It won’t measure capacity. It will extrapolate what it thinks is the capacity from the voltage. This is (very) grossly accurate for lithium, useless for NiXX.
You want to get an analyzing charger. You’d pay $10 for that thing anyway. For $10-20 more you can get a decent 4-bay analyzing charger.
Start reading about analyzing chargers in this forum. For a list of chargers that have been given close scrutiny I’d start here: Table of tested chargers, comments?
You can re-arrange columns by clicking on them and go to individual chargers for a complete review.
Don’t settle for simple, cheap and lame, when you can have a decent tool.
My main concern is just to figure out if the pack of four Samsung INR-18650-35E ($22 USD) I have ordered on eBay are fake or not. Seller (kamping_official_store) seems to be a battery store and the product is clearly labelled as new Samsung.
I am not looking for any scientific analysis. Is there any empirical or common sense way to figure out? Maybe feeling by the weight, or just put in the flashlight at low light setting and figure out how long it takes to drain the battery?

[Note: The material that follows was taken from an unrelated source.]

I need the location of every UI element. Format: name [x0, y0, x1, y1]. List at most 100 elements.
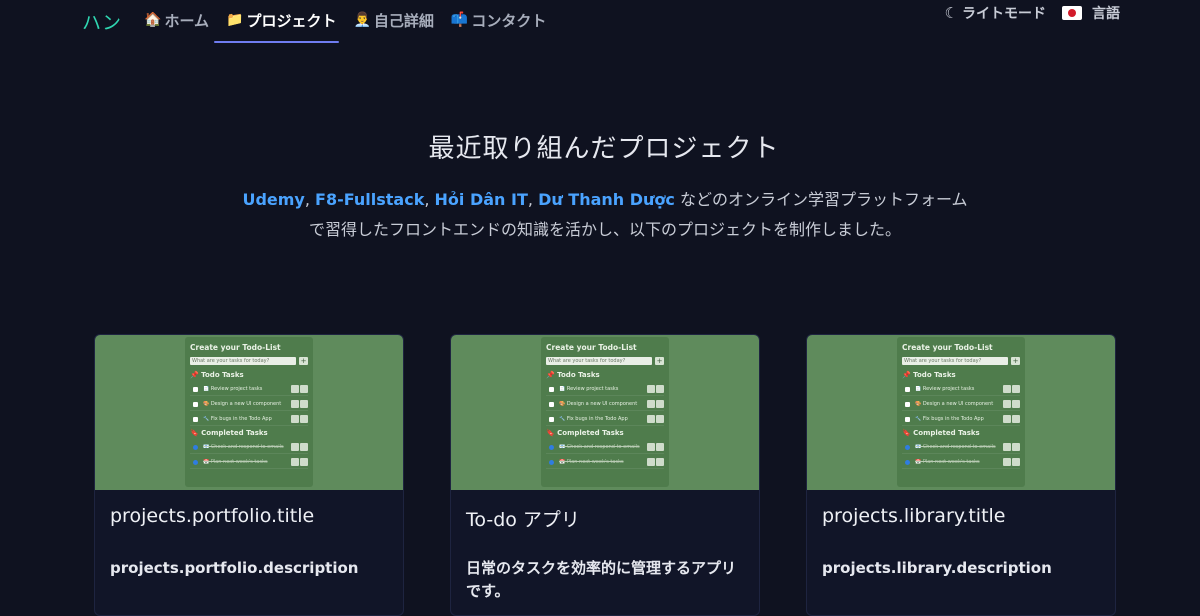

I use either the ZHIYU or Kunkin. You’d need a battery socket or cradle. The Kunkin might be over kill for you. I use that mainly for testing power supplies and bigger batteries like 12v lead acid batteries. The ZHIYU requires a separate 12v power supply. The ZHIYU can be got at Banggood for $16.99 or possibly in the U.S. for more. Check also Ebay. Keep in mind that a constant current load is going to need a heatsink and fan (depending on the power its dissipating). If you don’t see any of that………it’s likely not what you want.
Most chargers don’t have built in analyzers. I find I hardly ever worry about it with flashlight batteries……….even though I have the equipment to do it.
Another way to get a ball park figure is to take one of your good current regulated flashlights. One that has constant brightness (meaning constant current to the LED) Put it on medium high level (say around 200 lumens) which would be about 350mA. See how long the light runs before it starts to drop down in brightness. Muiltiply the current by the time and you have approximated mAh. 200 lumen level should give you 3500mAh/350mA = 10 hours.
OK. Maybe not quite that easy to do. You kind of need some equipment. If you could measure the battery current for a given output with your digital multimeter, you’d get a little closer to your ball park figure.
You can do as @hiuintahs suggests and get a discharger + battery holder. I finally did that because the accuracy for internal resistance and the ability to reliably measure capacity is better than most inexpensive analyzers. I have at least 6 analyzing chargers already. But….you’ll pay as much for the discharger + power supply + battery holder as you would for a Lii-500 or similar. My suggestion, do that.
Without some kind of measuring tools, a digital voltmeter being one of them, you are mostly just thrashing around in the dark. You didn’t make a mistake, you created a learning opportunity. You will have a lot more in this field, a whole lot more. May as well get used to it.